Euro Weakness To Persist For The Next 30 Days?

The fx markets main focus continues to be the Greek sovereign debt issue and the potential of something concrete materializing from the ECOFIN meeting today. However, we are doubtful we will hear anything new. The Eurozone members are expected to pressure Greece into endorsing further austerity measures and will be given until mid March to prove it will be able to reach its forecasted deficit targets (we are not sure what an extra few weeks will do but…). As of yet, there has been no official bailout plan reported, only a softly worded statement on EU ‘solidarity’ and we don’t think a detailed strategy is coming any time soon. So, now FX traders can look forward to 30 days of nervousness and in our mind EUR weakness.

Overnight, there has been some harshly worded comments that suggest that members might not be a cohesive as last weeks statement advocated. Finland ’s Finance Minister stated that EU rules were “against a bailout” and any aid would have to be a bilateral agreement between Greece and members. He also suggested that Finland would not help and “Greece must get the money it needs from the market,” and that Finland has already help enough by supporting Latvia and Iceland . The Austrian Finance Minister said that the fuzzy economic data produced by Greek should not be allowed to undermine the credibility of the EUR.

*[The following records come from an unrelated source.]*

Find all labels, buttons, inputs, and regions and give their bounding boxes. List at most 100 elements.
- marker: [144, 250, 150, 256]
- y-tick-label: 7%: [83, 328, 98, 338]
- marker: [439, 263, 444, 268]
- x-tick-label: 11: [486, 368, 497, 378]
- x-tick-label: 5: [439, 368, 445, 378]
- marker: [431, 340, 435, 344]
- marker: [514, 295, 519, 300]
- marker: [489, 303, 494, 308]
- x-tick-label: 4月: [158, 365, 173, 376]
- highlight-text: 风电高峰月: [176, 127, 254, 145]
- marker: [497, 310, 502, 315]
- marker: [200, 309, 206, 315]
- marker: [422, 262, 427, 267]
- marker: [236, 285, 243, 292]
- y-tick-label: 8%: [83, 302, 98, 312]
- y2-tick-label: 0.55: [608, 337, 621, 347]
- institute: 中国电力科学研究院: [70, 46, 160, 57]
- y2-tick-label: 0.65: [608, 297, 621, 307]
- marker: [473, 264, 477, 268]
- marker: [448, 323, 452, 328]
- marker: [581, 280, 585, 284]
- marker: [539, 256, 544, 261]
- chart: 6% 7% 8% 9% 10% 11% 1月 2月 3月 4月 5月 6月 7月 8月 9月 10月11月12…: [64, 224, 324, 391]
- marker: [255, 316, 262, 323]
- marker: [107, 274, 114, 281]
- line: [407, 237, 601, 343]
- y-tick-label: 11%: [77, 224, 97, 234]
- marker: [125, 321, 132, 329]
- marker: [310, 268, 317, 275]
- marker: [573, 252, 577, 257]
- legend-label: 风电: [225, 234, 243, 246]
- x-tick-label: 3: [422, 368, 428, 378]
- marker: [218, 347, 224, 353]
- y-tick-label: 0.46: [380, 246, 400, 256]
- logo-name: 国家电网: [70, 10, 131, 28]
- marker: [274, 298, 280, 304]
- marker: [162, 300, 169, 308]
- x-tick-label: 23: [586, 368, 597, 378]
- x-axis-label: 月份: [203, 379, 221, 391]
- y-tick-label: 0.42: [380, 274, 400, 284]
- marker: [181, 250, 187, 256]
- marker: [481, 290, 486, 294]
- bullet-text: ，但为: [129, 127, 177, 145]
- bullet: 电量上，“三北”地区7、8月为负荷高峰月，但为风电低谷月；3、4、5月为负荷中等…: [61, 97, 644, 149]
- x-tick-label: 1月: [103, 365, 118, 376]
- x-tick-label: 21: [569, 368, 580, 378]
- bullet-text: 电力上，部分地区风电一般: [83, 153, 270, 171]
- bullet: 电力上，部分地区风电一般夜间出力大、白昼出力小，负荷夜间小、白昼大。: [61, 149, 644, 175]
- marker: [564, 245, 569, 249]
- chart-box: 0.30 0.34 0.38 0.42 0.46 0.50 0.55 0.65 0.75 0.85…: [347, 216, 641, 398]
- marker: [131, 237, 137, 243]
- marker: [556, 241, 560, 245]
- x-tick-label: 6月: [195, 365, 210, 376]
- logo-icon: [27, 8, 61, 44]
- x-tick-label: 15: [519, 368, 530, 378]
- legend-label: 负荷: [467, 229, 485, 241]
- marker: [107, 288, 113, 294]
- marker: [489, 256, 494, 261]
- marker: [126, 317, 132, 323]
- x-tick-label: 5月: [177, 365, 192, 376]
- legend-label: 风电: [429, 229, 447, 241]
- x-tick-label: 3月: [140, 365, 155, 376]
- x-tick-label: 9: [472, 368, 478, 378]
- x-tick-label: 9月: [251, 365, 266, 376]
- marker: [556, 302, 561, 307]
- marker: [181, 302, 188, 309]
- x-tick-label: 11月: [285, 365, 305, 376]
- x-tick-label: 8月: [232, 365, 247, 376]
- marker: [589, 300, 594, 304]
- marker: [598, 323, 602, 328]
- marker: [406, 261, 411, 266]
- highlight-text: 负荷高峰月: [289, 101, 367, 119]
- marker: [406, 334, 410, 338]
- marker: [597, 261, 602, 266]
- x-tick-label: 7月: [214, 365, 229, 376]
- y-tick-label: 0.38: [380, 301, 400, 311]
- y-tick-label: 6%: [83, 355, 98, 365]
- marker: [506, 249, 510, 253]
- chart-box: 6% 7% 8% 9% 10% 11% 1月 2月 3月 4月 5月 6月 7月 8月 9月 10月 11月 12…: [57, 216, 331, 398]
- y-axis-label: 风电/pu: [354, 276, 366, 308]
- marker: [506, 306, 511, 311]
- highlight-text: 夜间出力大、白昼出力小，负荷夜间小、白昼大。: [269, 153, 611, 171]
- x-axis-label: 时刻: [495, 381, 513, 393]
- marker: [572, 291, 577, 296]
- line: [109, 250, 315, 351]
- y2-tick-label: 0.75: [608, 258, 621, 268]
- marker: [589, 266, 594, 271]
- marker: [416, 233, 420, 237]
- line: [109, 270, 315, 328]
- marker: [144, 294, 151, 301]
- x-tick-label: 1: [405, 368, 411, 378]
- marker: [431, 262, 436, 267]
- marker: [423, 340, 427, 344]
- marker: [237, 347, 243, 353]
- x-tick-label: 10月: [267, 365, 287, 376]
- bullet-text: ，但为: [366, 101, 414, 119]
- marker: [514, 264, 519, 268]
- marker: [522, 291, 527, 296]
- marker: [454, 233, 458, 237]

Worryingly, Eurostat, which is already bringing Greece to court for statistical irregularities, today issued a statement that they were unaware that Greece used currency swaps to disguise gaps in their balance sheet. The statistical agency of the European commission has now set an end of February deadline for disclosure on these transactions. Because of the EUs own disclosure and accounting rules, members were not required to report these deals, so markets are completely in the dark to the size and scope of these swaps. And given the familiar names and structures being mentioned, it has eerier similarity to past crisis in the US at the state and country level.

Separately, The RBA minutes of Feb 2nd policy meeting provided no real insight into the timing of the next hike. The AUD bulls (us) found a glimmer of hope in the fact that the reference ‘finely balanced’ remained indicating that strong data leading up to March could sway members. The RBA is still accommodating and the expectation of further inflation assumes “gradual further increase in the cash rate” but the timing is uncertain. Currently, the market is not pricing in a hike in March but if data prints stronger than expected, we thing there is a good shot at another 25bp in March and keeping the AUD well supported.

Separately, in New Zealand, Q4 producer prices were weaker than expected, with input prices rising only 0.3% q/q vs. 0.5% expected, -1.1% prior, while output prices fell -0.4% q/q vs. 0.4% exp, -1.4% prior. The much anticipated UK CPI figures printed lower then expected at -0.2% m/m, 3.5% y/y vs -0.1%, +3.5% expected. The GBP sold off slightly ahead of the figures but with the outcome nowhere near the 4.0% y/y print some had expected, we believe the sterling downside is now exposed.